I realized that I was making a series of definitive statements to myself, declarations about the state of my body and my relationship with the world. I was reconstructing my very identity for the day! The questions to which the statements appear to be answers were either understood, implied, or went by too fast to be noticed.
I have a bit of a headache. That’s unusual. That pain in my left arm that I got up to take care of in the middle of the night doesn’t hurt. The St. John’s Wort Oil I rubbed in must have worked. My sinuses are less congested. That osteopathic treatment yesterday helped. I have a whole day to finish those two essays for my homework assignment. The uninterrupted hours are nervous-making. I’ve worked the Kabbalistic Universes to death figuring out how they relate to personal and social identity. What I’ve got is far too complicated. I just want to give this group what they need to know now. I want to leave out a bunch of the usual stuff but I’m afraid of over-simplifying it. That other piece – on my relationship with the unknown: I’ve hardly thought about it. The house is really cold this morning.
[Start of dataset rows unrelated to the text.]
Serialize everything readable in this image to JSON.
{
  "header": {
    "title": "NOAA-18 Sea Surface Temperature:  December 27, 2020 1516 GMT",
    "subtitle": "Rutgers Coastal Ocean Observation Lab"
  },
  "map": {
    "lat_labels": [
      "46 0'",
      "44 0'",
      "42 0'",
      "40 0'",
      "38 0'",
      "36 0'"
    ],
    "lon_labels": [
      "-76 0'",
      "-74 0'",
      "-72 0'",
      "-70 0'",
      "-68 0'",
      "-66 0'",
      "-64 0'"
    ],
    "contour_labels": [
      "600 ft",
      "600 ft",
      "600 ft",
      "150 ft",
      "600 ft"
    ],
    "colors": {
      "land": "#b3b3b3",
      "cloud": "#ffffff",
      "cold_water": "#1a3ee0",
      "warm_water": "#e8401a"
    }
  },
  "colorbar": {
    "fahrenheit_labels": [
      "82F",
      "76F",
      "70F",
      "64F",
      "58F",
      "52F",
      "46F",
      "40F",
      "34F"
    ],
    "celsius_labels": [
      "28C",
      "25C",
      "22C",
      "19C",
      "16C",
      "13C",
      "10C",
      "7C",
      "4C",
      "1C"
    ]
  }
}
Then the cat jumped up on me, having noticed I was stirring. She roused me to get her breakfast, ending this bit of waking up in the middle of waking up.
I regularly sleep through this process in the morning when I wake from sleep. What is really going on here?!
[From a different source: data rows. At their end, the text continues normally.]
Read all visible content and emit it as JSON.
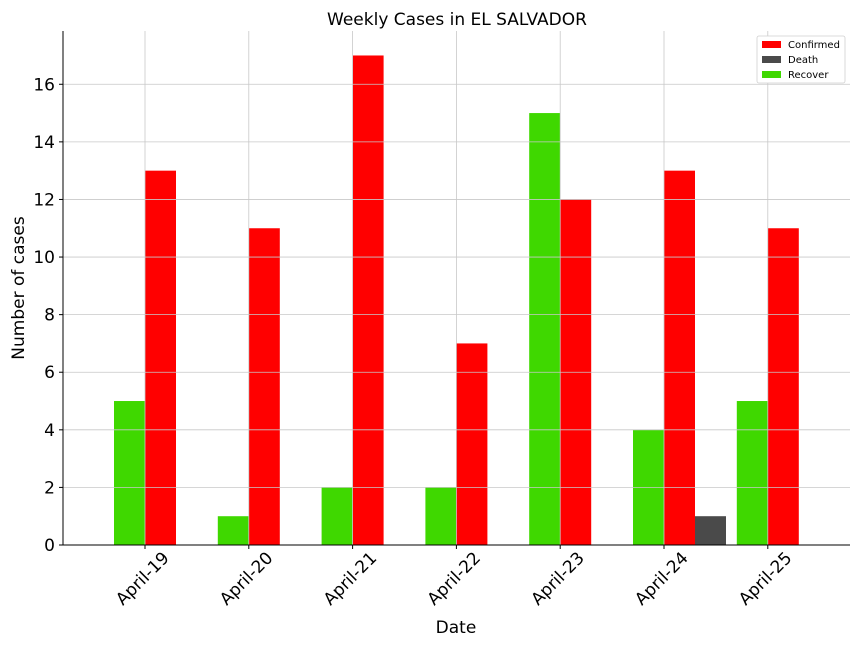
{
  "chart_data": {
    "type": "bar",
    "title": "Weekly Cases in EL SALVADOR",
    "xlabel": "Date",
    "ylabel": "Number of cases",
    "categories": [
      "April-19",
      "April-20",
      "April-21",
      "April-22",
      "April-23",
      "April-24",
      "April-25"
    ],
    "series": [
      {
        "name": "Recover",
        "color": "#3fd800",
        "values": [
          5,
          1,
          2,
          2,
          15,
          4,
          5
        ]
      },
      {
        "name": "Confirmed",
        "color": "#ff0000",
        "values": [
          13,
          11,
          17,
          7,
          12,
          13,
          11
        ]
      },
      {
        "name": "Death",
        "color": "#4a4a4a",
        "values": [
          0,
          0,
          0,
          0,
          0,
          1,
          0
        ]
      }
    ],
    "legend_order": [
      "Confirmed",
      "Death",
      "Recover"
    ],
    "legend_position": "top-right",
    "ylim": [
      0,
      17.85
    ],
    "yticks": [
      0,
      2,
      4,
      6,
      8,
      10,
      12,
      14,
      16
    ],
    "grid": true
  }
}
I am reconstituting a self that I recognize, and a life that I recognize. I am naming and rating various body sensations, and in the process making judgments about actions I’ve taken – in this case in the prior twenty-our hours. I am translating certain sensations into recognizable anxieties so readily that I now suspect that I have paired them habitually: only this white wine pairs with that fish. There’s a thing I have to get done, and it has to meet certain standards – of usefulness and clarity that are good enough, close enough to perfection. I am naming an anxiety that sets up my relationship for the whole day – this thing I gotta do, I don’t know how I’m gonna get it done. All this brings alive muscle memory, posture, ways of sitting/sitting out and walking towards/away that shape how I move through life.
There are a whole lot of unthought knowns operating here.
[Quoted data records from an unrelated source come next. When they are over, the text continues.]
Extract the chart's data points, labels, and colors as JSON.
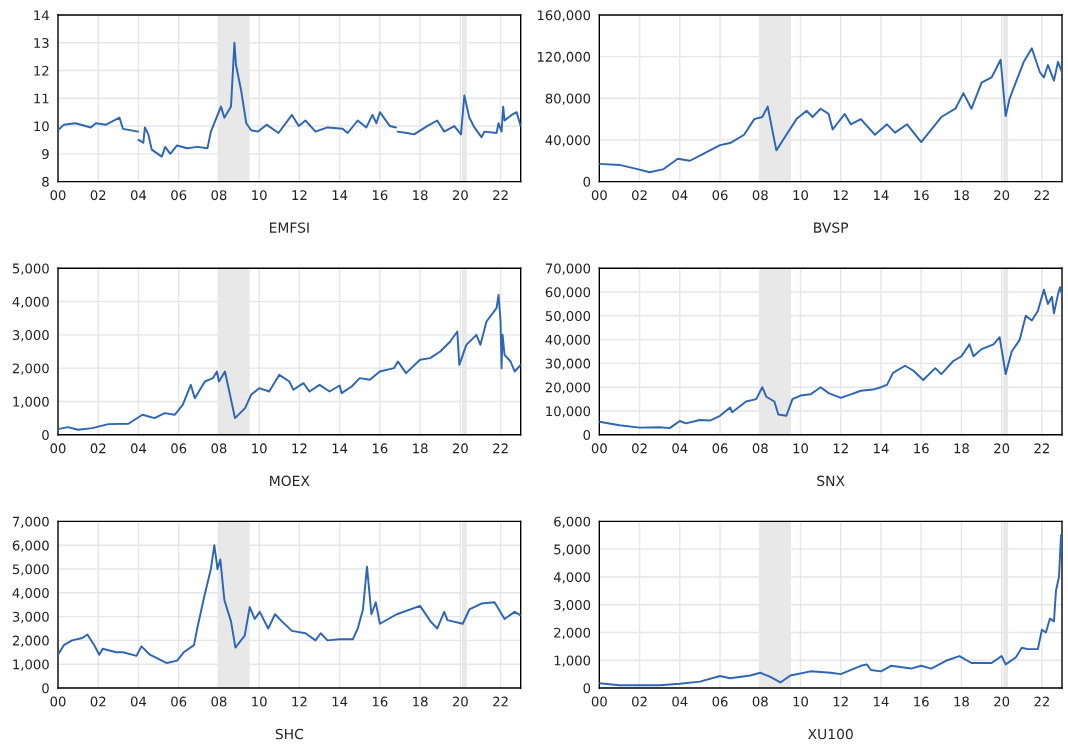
{
  "chart_data": [
    {
      "type": "line",
      "xlabel": "EMFSI",
      "xlim": [
        2000,
        2023
      ],
      "ylim": [
        8,
        14
      ],
      "yticks": [
        8,
        9,
        10,
        11,
        12,
        13,
        14
      ],
      "grid": true,
      "xticks": [
        {
          "value": 2000,
          "label": "00"
        },
        {
          "value": 2002,
          "label": "02"
        },
        {
          "value": 2004,
          "label": "04"
        },
        {
          "value": 2006,
          "label": "06"
        },
        {
          "value": 2008,
          "label": "08"
        },
        {
          "value": 2010,
          "label": "10"
        },
        {
          "value": 2012,
          "label": "12"
        },
        {
          "value": 2014,
          "label": "14"
        },
        {
          "value": 2016,
          "label": "16"
        },
        {
          "value": 2018,
          "label": "18"
        },
        {
          "value": 2020,
          "label": "20"
        },
        {
          "value": 2022,
          "label": "22"
        }
      ],
      "bands": [
        {
          "axis": "x",
          "from": 2007.93,
          "to": 2009.53,
          "color": "#e8e8e8"
        },
        {
          "axis": "x",
          "from": 2020.08,
          "to": 2020.32,
          "color": "#e8e8e8"
        }
      ],
      "x": [
        2000,
        2000.29,
        2000.87,
        2001.63,
        2001.88,
        2002.39,
        2003.06,
        2003.23,
        2003.98,
        2003.99,
        2004.0,
        2004.24,
        2004.32,
        2004.49,
        2004.66,
        2005.16,
        2005.33,
        2005.58,
        2005.92,
        2006.42,
        2006.92,
        2007.43,
        2007.6,
        2008.1,
        2008.27,
        2008.6,
        2008.77,
        2008.85,
        2009.1,
        2009.36,
        2009.6,
        2009.95,
        2010.37,
        2010.96,
        2011.63,
        2011.97,
        2012.3,
        2012.8,
        2013.4,
        2014.15,
        2014.4,
        2014.9,
        2015.33,
        2015.63,
        2015.83,
        2016.0,
        2016.5,
        2016.8,
        2016.84,
        2016.88,
        2017.35,
        2017.7,
        2018.35,
        2018.85,
        2019.2,
        2019.7,
        2020.03,
        2020.2,
        2020.45,
        2020.7,
        2021.05,
        2021.2,
        2021.8,
        2021.9,
        2022.05,
        2022.13,
        2022.2,
        2022.55,
        2022.8,
        2023.0
      ],
      "series": [
        {
          "color": "#2e66b4",
          "values": [
            9.85,
            10.05,
            10.1,
            9.95,
            10.1,
            10.05,
            10.3,
            9.9,
            9.8,
            null,
            9.5,
            9.4,
            9.95,
            9.7,
            9.15,
            8.9,
            9.25,
            9.0,
            9.3,
            9.2,
            9.25,
            9.2,
            9.8,
            10.7,
            10.3,
            10.7,
            13.0,
            12.2,
            11.3,
            10.1,
            9.85,
            9.8,
            10.05,
            9.75,
            10.4,
            10.0,
            10.2,
            9.8,
            9.95,
            9.9,
            9.75,
            10.2,
            9.95,
            10.4,
            10.1,
            10.5,
            10.0,
            9.95,
            null,
            9.8,
            9.75,
            9.7,
            10.0,
            10.2,
            9.8,
            10.0,
            9.7,
            11.1,
            10.3,
            9.95,
            9.6,
            9.8,
            9.75,
            10.1,
            9.8,
            10.7,
            10.2,
            10.4,
            10.5,
            10.0
          ]
        }
      ]
    },
    {
      "type": "line",
      "xlabel": "BVSP",
      "xlim": [
        2000,
        2023
      ],
      "ylim": [
        0,
        160000
      ],
      "yticks": [
        {
          "value": 0,
          "label": "0"
        },
        {
          "value": 40000,
          "label": "40,000"
        },
        {
          "value": 80000,
          "label": "80,000"
        },
        {
          "value": 120000,
          "label": "120,000"
        },
        {
          "value": 160000,
          "label": "160,000"
        }
      ],
      "grid": true,
      "xticks": [
        {
          "value": 2000,
          "label": "00"
        },
        {
          "value": 2002,
          "label": "02"
        },
        {
          "value": 2004,
          "label": "04"
        },
        {
          "value": 2006,
          "label": "06"
        },
        {
          "value": 2008,
          "label": "08"
        },
        {
          "value": 2010,
          "label": "10"
        },
        {
          "value": 2012,
          "label": "12"
        },
        {
          "value": 2014,
          "label": "14"
        },
        {
          "value": 2016,
          "label": "16"
        },
        {
          "value": 2018,
          "label": "18"
        },
        {
          "value": 2020,
          "label": "20"
        },
        {
          "value": 2022,
          "label": "22"
        }
      ],
      "bands": [
        {
          "axis": "x",
          "from": 2007.93,
          "to": 2009.53,
          "color": "#e8e8e8"
        },
        {
          "axis": "x",
          "from": 2020.08,
          "to": 2020.32,
          "color": "#e8e8e8"
        }
      ],
      "x": [
        2000,
        2001,
        2001.9,
        2002.5,
        2003.2,
        2003.9,
        2004.5,
        2005,
        2006,
        2006.5,
        2007.2,
        2007.7,
        2008.1,
        2008.37,
        2008.8,
        2009.3,
        2009.8,
        2010.3,
        2010.6,
        2011,
        2011.4,
        2011.6,
        2012.2,
        2012.5,
        2013,
        2013.7,
        2014.3,
        2014.7,
        2015.3,
        2016.0,
        2016.5,
        2017,
        2017.7,
        2018.1,
        2018.5,
        2019,
        2019.5,
        2019.95,
        2020.2,
        2020.4,
        2020.8,
        2021.1,
        2021.5,
        2021.9,
        2022.1,
        2022.3,
        2022.6,
        2022.8,
        2023.0
      ],
      "series": [
        {
          "color": "#2e66b4",
          "values": [
            17000,
            16000,
            12000,
            9000,
            12000,
            22000,
            20000,
            25000,
            35000,
            37000,
            45000,
            60000,
            62000,
            72000,
            30000,
            45000,
            60000,
            68000,
            62000,
            70000,
            65000,
            50000,
            65000,
            55000,
            60000,
            45000,
            55000,
            47000,
            55000,
            38000,
            50000,
            62000,
            70000,
            85000,
            70000,
            95000,
            100000,
            117000,
            63000,
            80000,
            100000,
            115000,
            128000,
            105000,
            100000,
            112000,
            97000,
            115000,
            105000
          ]
        }
      ]
    },
    {
      "type": "line",
      "xlabel": "MOEX",
      "xlim": [
        2000,
        2023
      ],
      "ylim": [
        0,
        5000
      ],
      "yticks": [
        {
          "value": 0,
          "label": "0"
        },
        {
          "value": 1000,
          "label": "1,000"
        },
        {
          "value": 2000,
          "label": "2,000"
        },
        {
          "value": 3000,
          "label": "3,000"
        },
        {
          "value": 4000,
          "label": "4,000"
        },
        {
          "value": 5000,
          "label": "5,000"
        }
      ],
      "grid": true,
      "xticks": [
        {
          "value": 2000,
          "label": "00"
        },
        {
          "value": 2002,
          "label": "02"
        },
        {
          "value": 2004,
          "label": "04"
        },
        {
          "value": 2006,
          "label": "06"
        },
        {
          "value": 2008,
          "label": "08"
        },
        {
          "value": 2010,
          "label": "10"
        },
        {
          "value": 2012,
          "label": "12"
        },
        {
          "value": 2014,
          "label": "14"
        },
        {
          "value": 2016,
          "label": "16"
        },
        {
          "value": 2018,
          "label": "18"
        },
        {
          "value": 2020,
          "label": "20"
        },
        {
          "value": 2022,
          "label": "22"
        }
      ],
      "bands": [
        {
          "axis": "x",
          "from": 2007.93,
          "to": 2009.53,
          "color": "#e8e8e8"
        },
        {
          "axis": "x",
          "from": 2020.08,
          "to": 2020.32,
          "color": "#e8e8e8"
        }
      ],
      "x": [
        2000,
        2000.5,
        2001,
        2001.7,
        2002.5,
        2003.5,
        2004.2,
        2004.8,
        2005.3,
        2005.8,
        2006.2,
        2006.6,
        2006.8,
        2007.3,
        2007.7,
        2007.9,
        2008.0,
        2008.3,
        2008.8,
        2009.3,
        2009.6,
        2010.0,
        2010.5,
        2011.0,
        2011.5,
        2011.7,
        2012.2,
        2012.5,
        2013,
        2013.5,
        2014,
        2014.1,
        2014.6,
        2015,
        2015.5,
        2016,
        2016.7,
        2016.9,
        2017.3,
        2018,
        2018.5,
        2019,
        2019.5,
        2019.85,
        2019.95,
        2020.3,
        2020.8,
        2021.0,
        2021.3,
        2021.8,
        2021.9,
        2022.0,
        2022.05,
        2022.1,
        2022.2,
        2022.5,
        2022.7,
        2023.0
      ],
      "series": [
        {
          "color": "#2e66b4",
          "values": [
            170,
            230,
            150,
            200,
            320,
            330,
            600,
            500,
            650,
            600,
            900,
            1500,
            1100,
            1600,
            1700,
            1900,
            1600,
            1900,
            500,
            800,
            1200,
            1400,
            1300,
            1800,
            1600,
            1350,
            1550,
            1300,
            1500,
            1300,
            1480,
            1250,
            1450,
            1700,
            1650,
            1900,
            2000,
            2200,
            1850,
            2250,
            2300,
            2500,
            2800,
            3100,
            2100,
            2700,
            3000,
            2700,
            3400,
            3800,
            4200,
            3400,
            2000,
            3000,
            2400,
            2200,
            1900,
            2100
          ]
        }
      ]
    },
    {
      "type": "line",
      "xlabel": "SNX",
      "xlim": [
        2000,
        2023
      ],
      "ylim": [
        0,
        70000
      ],
      "yticks": [
        {
          "value": 0,
          "label": "0"
        },
        {
          "value": 10000,
          "label": "10,000"
        },
        {
          "value": 20000,
          "label": "20,000"
        },
        {
          "value": 30000,
          "label": "30,000"
        },
        {
          "value": 40000,
          "label": "40,000"
        },
        {
          "value": 50000,
          "label": "50,000"
        },
        {
          "value": 60000,
          "label": "60,000"
        },
        {
          "value": 70000,
          "label": "70,000"
        }
      ],
      "grid": true,
      "xticks": [
        {
          "value": 2000,
          "label": "00"
        },
        {
          "value": 2002,
          "label": "02"
        },
        {
          "value": 2004,
          "label": "04"
        },
        {
          "value": 2006,
          "label": "06"
        },
        {
          "value": 2008,
          "label": "08"
        },
        {
          "value": 2010,
          "label": "10"
        },
        {
          "value": 2012,
          "label": "12"
        },
        {
          "value": 2014,
          "label": "14"
        },
        {
          "value": 2016,
          "label": "16"
        },
        {
          "value": 2018,
          "label": "18"
        },
        {
          "value": 2020,
          "label": "20"
        },
        {
          "value": 2022,
          "label": "22"
        }
      ],
      "bands": [
        {
          "axis": "x",
          "from": 2007.93,
          "to": 2009.53,
          "color": "#e8e8e8"
        },
        {
          "axis": "x",
          "from": 2020.08,
          "to": 2020.32,
          "color": "#e8e8e8"
        }
      ],
      "x": [
        2000,
        2001,
        2002,
        2003,
        2003.5,
        2004,
        2004.3,
        2005,
        2005.5,
        2006,
        2006.5,
        2006.6,
        2007.3,
        2007.8,
        2008.1,
        2008.3,
        2008.7,
        2008.9,
        2009.3,
        2009.6,
        2010.0,
        2010.5,
        2011.0,
        2011.4,
        2012.0,
        2012.5,
        2013,
        2013.6,
        2014,
        2014.3,
        2014.6,
        2015.2,
        2015.6,
        2016.1,
        2016.7,
        2017.0,
        2017.6,
        2018,
        2018.4,
        2018.6,
        2019,
        2019.6,
        2019.9,
        2020.2,
        2020.5,
        2020.9,
        2021.2,
        2021.5,
        2021.8,
        2022.1,
        2022.3,
        2022.5,
        2022.6,
        2022.8,
        2022.9,
        2023.0
      ],
      "series": [
        {
          "color": "#2e66b4",
          "values": [
            5500,
            4000,
            3000,
            3200,
            2800,
            5800,
            4800,
            6200,
            6000,
            8000,
            11500,
            9500,
            14000,
            15000,
            20000,
            16000,
            14000,
            8500,
            8000,
            15000,
            16500,
            17000,
            20000,
            17500,
            15500,
            17000,
            18500,
            19000,
            20000,
            21000,
            26000,
            29000,
            27000,
            23000,
            28000,
            25500,
            31000,
            33000,
            38000,
            33000,
            36000,
            38000,
            41000,
            25500,
            35000,
            40000,
            50000,
            48000,
            52000,
            61000,
            55000,
            58000,
            51000,
            59000,
            62000,
            59000
          ]
        }
      ]
    },
    {
      "type": "line",
      "xlabel": "SHC",
      "xlim": [
        2000,
        2023
      ],
      "ylim": [
        0,
        7000
      ],
      "yticks": [
        {
          "value": 0,
          "label": "0"
        },
        {
          "value": 1000,
          "label": "1,000"
        },
        {
          "value": 2000,
          "label": "2,000"
        },
        {
          "value": 3000,
          "label": "3,000"
        },
        {
          "value": 4000,
          "label": "4,000"
        },
        {
          "value": 5000,
          "label": "5,000"
        },
        {
          "value": 6000,
          "label": "6,000"
        },
        {
          "value": 7000,
          "label": "7,000"
        }
      ],
      "grid": true,
      "xticks": [
        {
          "value": 2000,
          "label": "00"
        },
        {
          "value": 2002,
          "label": "02"
        },
        {
          "value": 2004,
          "label": "04"
        },
        {
          "value": 2006,
          "label": "06"
        },
        {
          "value": 2008,
          "label": "08"
        },
        {
          "value": 2010,
          "label": "10"
        },
        {
          "value": 2012,
          "label": "12"
        },
        {
          "value": 2014,
          "label": "14"
        },
        {
          "value": 2016,
          "label": "16"
        },
        {
          "value": 2018,
          "label": "18"
        },
        {
          "value": 2020,
          "label": "20"
        },
        {
          "value": 2022,
          "label": "22"
        }
      ],
      "bands": [
        {
          "axis": "x",
          "from": 2007.93,
          "to": 2009.53,
          "color": "#e8e8e8"
        },
        {
          "axis": "x",
          "from": 2020.08,
          "to": 2020.32,
          "color": "#e8e8e8"
        }
      ],
      "x": [
        2000,
        2000.29,
        2000.7,
        2001.21,
        2001.46,
        2001.8,
        2002.05,
        2002.22,
        2002.89,
        2003.23,
        2003.9,
        2004.15,
        2004.57,
        2005.41,
        2005.92,
        2006.25,
        2006.76,
        2006.92,
        2007.26,
        2007.6,
        2007.77,
        2007.93,
        2008.07,
        2008.27,
        2008.6,
        2008.82,
        2009.28,
        2009.53,
        2009.78,
        2010.03,
        2010.45,
        2010.79,
        2011.13,
        2011.63,
        2012.3,
        2012.8,
        2013.06,
        2013.4,
        2013.98,
        2014.66,
        2014.9,
        2015.16,
        2015.36,
        2015.58,
        2015.8,
        2016.0,
        2016.84,
        2018.0,
        2018.52,
        2018.85,
        2019.2,
        2019.36,
        2020.12,
        2020.45,
        2021.05,
        2021.7,
        2022.2,
        2022.7,
        2023.0
      ],
      "series": [
        {
          "color": "#2e66b4",
          "values": [
            1400,
            1800,
            2000,
            2100,
            2250,
            1800,
            1400,
            1650,
            1500,
            1500,
            1350,
            1750,
            1400,
            1050,
            1150,
            1500,
            1800,
            2500,
            3800,
            5000,
            6000,
            5000,
            5400,
            3700,
            2800,
            1700,
            2200,
            3400,
            2900,
            3200,
            2500,
            3100,
            2800,
            2400,
            2300,
            2000,
            2300,
            2000,
            2050,
            2050,
            2500,
            3300,
            5100,
            3100,
            3600,
            2700,
            3100,
            3450,
            2800,
            2500,
            3200,
            2850,
            2700,
            3300,
            3550,
            3600,
            2900,
            3200,
            3050
          ]
        }
      ]
    },
    {
      "type": "line",
      "xlabel": "XU100",
      "xlim": [
        2000,
        2023
      ],
      "ylim": [
        0,
        6000
      ],
      "yticks": [
        {
          "value": 0,
          "label": "0"
        },
        {
          "value": 1000,
          "label": "1,000"
        },
        {
          "value": 2000,
          "label": "2,000"
        },
        {
          "value": 3000,
          "label": "3,000"
        },
        {
          "value": 4000,
          "label": "4,000"
        },
        {
          "value": 5000,
          "label": "5,000"
        },
        {
          "value": 6000,
          "label": "6,000"
        }
      ],
      "grid": true,
      "xticks": [
        {
          "value": 2000,
          "label": "00"
        },
        {
          "value": 2002,
          "label": "02"
        },
        {
          "value": 2004,
          "label": "04"
        },
        {
          "value": 2006,
          "label": "06"
        },
        {
          "value": 2008,
          "label": "08"
        },
        {
          "value": 2010,
          "label": "10"
        },
        {
          "value": 2012,
          "label": "12"
        },
        {
          "value": 2014,
          "label": "14"
        },
        {
          "value": 2016,
          "label": "16"
        },
        {
          "value": 2018,
          "label": "18"
        },
        {
          "value": 2020,
          "label": "20"
        },
        {
          "value": 2022,
          "label": "22"
        }
      ],
      "bands": [
        {
          "axis": "x",
          "from": 2007.93,
          "to": 2009.53,
          "color": "#e8e8e8"
        },
        {
          "axis": "x",
          "from": 2020.08,
          "to": 2020.32,
          "color": "#e8e8e8"
        }
      ],
      "x": [
        2000,
        2001,
        2002,
        2003,
        2004,
        2005,
        2006,
        2006.5,
        2007.5,
        2008.0,
        2008.5,
        2009.0,
        2009.5,
        2010.5,
        2011.5,
        2012.0,
        2013.0,
        2013.3,
        2013.5,
        2014.0,
        2014.5,
        2015.5,
        2016,
        2016.5,
        2017.3,
        2017.9,
        2018.5,
        2019.5,
        2020.0,
        2020.2,
        2020.7,
        2021.0,
        2021.3,
        2021.8,
        2022.0,
        2022.2,
        2022.4,
        2022.6,
        2022.7,
        2022.85,
        2022.95,
        2023.0
      ],
      "series": [
        {
          "color": "#2e66b4",
          "values": [
            170,
            100,
            100,
            100,
            150,
            230,
            430,
            350,
            450,
            550,
            400,
            200,
            450,
            600,
            550,
            500,
            800,
            850,
            650,
            600,
            800,
            700,
            800,
            700,
            1000,
            1150,
            900,
            900,
            1150,
            850,
            1100,
            1450,
            1400,
            1400,
            2100,
            2000,
            2500,
            2400,
            3500,
            4000,
            5500,
            4800
          ]
        }
      ]
    }
  ]
}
They underlie the process I have described, and they love statements. Subject. Object. Definitiveness indicated by the period at the end. Period. Distinctions. Judgments. Interpretations. And every one of them sets me up to go about my day assuming them to be reality.
I didn’t stop to question the validity of any of it. I didn’t stop to question what I was including or leaving out. I didn’t stop to question the meaning I assigned to a sensation or the judgement I paired with a thought.
Question? Introduce something curvy to slow my speedy process?
I didn’t pause to let in more information or to allow for possibility, until it occurred to me I’d better get right to the computer before these insights could sink unexamined back into unconsciousness.
Then I went into the kitchen and fed the cat.